Dr. Sean Lin, a viral specialist and former laboratory director at the Walter Reed Army Institute of Research, stated in an interview with NTD Television’s “Health 1+1” program that many previous studies were relatively simple and claimed that consuming artificial sweeteners would not cause cancer. However, recent observations of cancer indicators and more extensive experimental tools have provided scientific evidence of artificial sweeteners’ potential adverse health effects. He emphasized that relevant research findings should be given due attention by health management authorities.

The International Agency for Research on Cancer (IARC) announced on July 14 that aspartame will be classified as a “possible human carcinogen.” The FDA, however, disagrees with the IARC’s decision.

The Epoch Times sent a request for comment to the IARC, but a response has yet to be received as of press time.

In 1974, the FDA approved aspartame as a sweetener (sugar substitute). Due to its low-calorie content and sweetness 200 times that of sucrose, many individuals with diabetes or those seeking to lose weight use aspartame as a sugar alternative.

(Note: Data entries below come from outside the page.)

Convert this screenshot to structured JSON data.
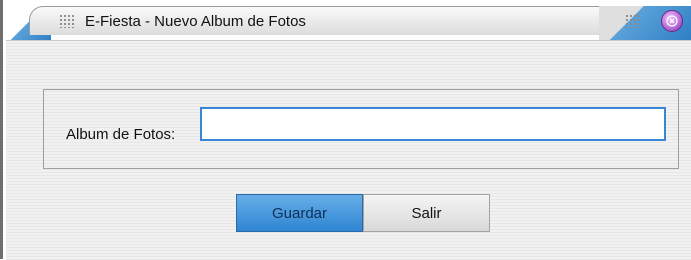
{
  "window": {
    "title": "E-Fiesta - Nuevo Album de Fotos"
  },
  "form": {
    "album_label": "Album de Fotos:",
    "album_value": "",
    "album_placeholder": ""
  },
  "buttons": {
    "save_label": "Guardar",
    "exit_label": "Salir"
  },
  "colors": {
    "accent": "#2f86d2",
    "close_button": "#b56ad6",
    "input_border": "#3a86d6"
  }
}
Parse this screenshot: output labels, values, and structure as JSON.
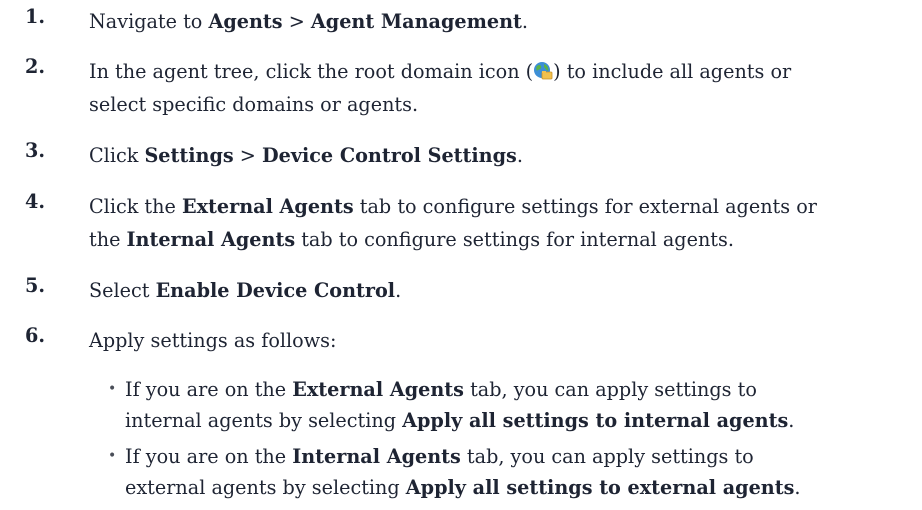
{
  "steps": [
    {
      "num": "1.",
      "parts": [
        "Navigate to ",
        "Agents",
        " > ",
        "Agent Management",
        "."
      ]
    },
    {
      "num": "2.",
      "line1_a": "In the agent tree, click the root domain icon (",
      "icon": "globe-folder-icon",
      "line1_b": ") to include all agents or",
      "line2": "select specific domains or agents."
    },
    {
      "num": "3.",
      "parts": [
        "Click ",
        "Settings",
        " > ",
        "Device Control Settings",
        "."
      ]
    },
    {
      "num": "4.",
      "line1": [
        "Click the ",
        "External Agents",
        " tab to configure settings for external agents or"
      ],
      "line2": [
        "the ",
        "Internal Agents",
        " tab to configure settings for internal agents."
      ]
    },
    {
      "num": "5.",
      "parts": [
        "Select ",
        "Enable Device Control",
        "."
      ]
    },
    {
      "num": "6.",
      "text": "Apply settings as follows:",
      "bullets": [
        {
          "line1": [
            "If you are on the ",
            "External Agents",
            " tab, you can apply settings to"
          ],
          "line2": [
            "internal agents by selecting ",
            "Apply all settings to internal agents",
            "."
          ]
        },
        {
          "line1": [
            "If you are on the ",
            "Internal Agents",
            " tab, you can apply settings to"
          ],
          "line2": [
            "external agents by selecting ",
            "Apply all settings to external agents",
            "."
          ]
        }
      ]
    }
  ],
  "bullet_glyph": "•"
}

Currently, aspartame is found in nearly 5,000 food products consumed globally, and its worldwide annual production ranges from 3,000 to 5,000 tons. Once inside the body, aspartame breaks down into aspartic acid, phenylalanine, and methanol. These compounds can have a substantial impact on the central nervous system. Methanol, in particular, is a non-drinking type of alcohol commonly used in fuel, solvents, and antifreeze.

Dr. Lin suggests that people use natural sugars instead of artificial sweeteners because they are not hundreds, thousands, or even tens of thousands of times sweeter and do not harm the taste buds.

He recommends that people with diabetes use xylitol, which can be metabolized normally and does not cause blood sugar or insulin spikes. “I believe xylitol may be a better sugar substitute and relatively safe for individuals with diabetes.”